Let’s just take the first one.

“I promise that I observe that the method of constructing positional names that we commonly refer to as ‘natural numbers’, can be performed without limit, other than practical limit, and as such I can deduce that at least that single set of positional names satisfies the criteria of limitlessness independent of applied context that we commonly represent with the symbol *infinity*.”

Ergo: “I can truthfully claim, as a general rule of scale independence – meaning that by removing the dimensions of time, space, operations, and cost, at least one condition of infinity is possible.”

This is a trivial observation.

The Continuum Hypothesis is the most interesting because it’s stated pseudo-scientifically and appears profound. But if stated scientifically (meaning informationally complete) then it’s also trivial:

“I promise that I observe that the method of constructing position names beginning with the natural numbers all ratios thereof, that the rate of production of some positional names (numbers) will vary per operation.”

Or the law of contradiction.

“I promise that I observe that when I name a set of properties, relations, and values (category), that if I refer to (testify) a different set of properties, relations and values(category) by the same name I engage in either error or deception (falsehood).”

These are trivial statements dressed upon pseudo-scientific garb, because of the remnants of archaic platonism in the field.

The foundation of mathematics is trivial: correspondence and non-correspondence.
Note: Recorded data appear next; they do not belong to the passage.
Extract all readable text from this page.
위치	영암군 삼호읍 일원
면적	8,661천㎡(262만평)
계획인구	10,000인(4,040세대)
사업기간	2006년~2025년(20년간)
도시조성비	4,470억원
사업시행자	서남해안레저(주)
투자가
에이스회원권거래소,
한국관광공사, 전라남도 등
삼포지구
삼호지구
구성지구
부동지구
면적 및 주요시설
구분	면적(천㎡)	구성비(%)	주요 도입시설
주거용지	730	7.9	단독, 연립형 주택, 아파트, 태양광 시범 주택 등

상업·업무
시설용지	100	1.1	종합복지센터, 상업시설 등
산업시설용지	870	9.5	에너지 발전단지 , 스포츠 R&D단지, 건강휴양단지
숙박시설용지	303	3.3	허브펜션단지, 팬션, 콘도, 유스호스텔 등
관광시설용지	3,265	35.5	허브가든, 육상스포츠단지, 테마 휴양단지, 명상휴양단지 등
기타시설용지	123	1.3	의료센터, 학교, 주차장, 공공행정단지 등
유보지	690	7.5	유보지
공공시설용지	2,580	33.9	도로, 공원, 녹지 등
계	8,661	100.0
Dimensions included, or dimensions ignored. The only challenge in mathematics is in applied math: like chess, the learning of observable patterns of transformations.

Each dimension of reality we can speak of (identity, logical, empirical, operational(existential), rational, reciprocal, and fully accounted), and each dimension of constant relations (mathematics) we can speak of (identity, number(name), arithmetic(quantity), geometry(space), calculus(motion), and algebraic geometry (pure relations), can only be tested (proved) by appeal to the subsequent dimension. (No system of logic can prove itself). Hence the necessity of axiom of choice..

Anyway. If there is anyone living who understands these matters better than I do, I would love to know. But as far as I know, there isn’t.

Cheers.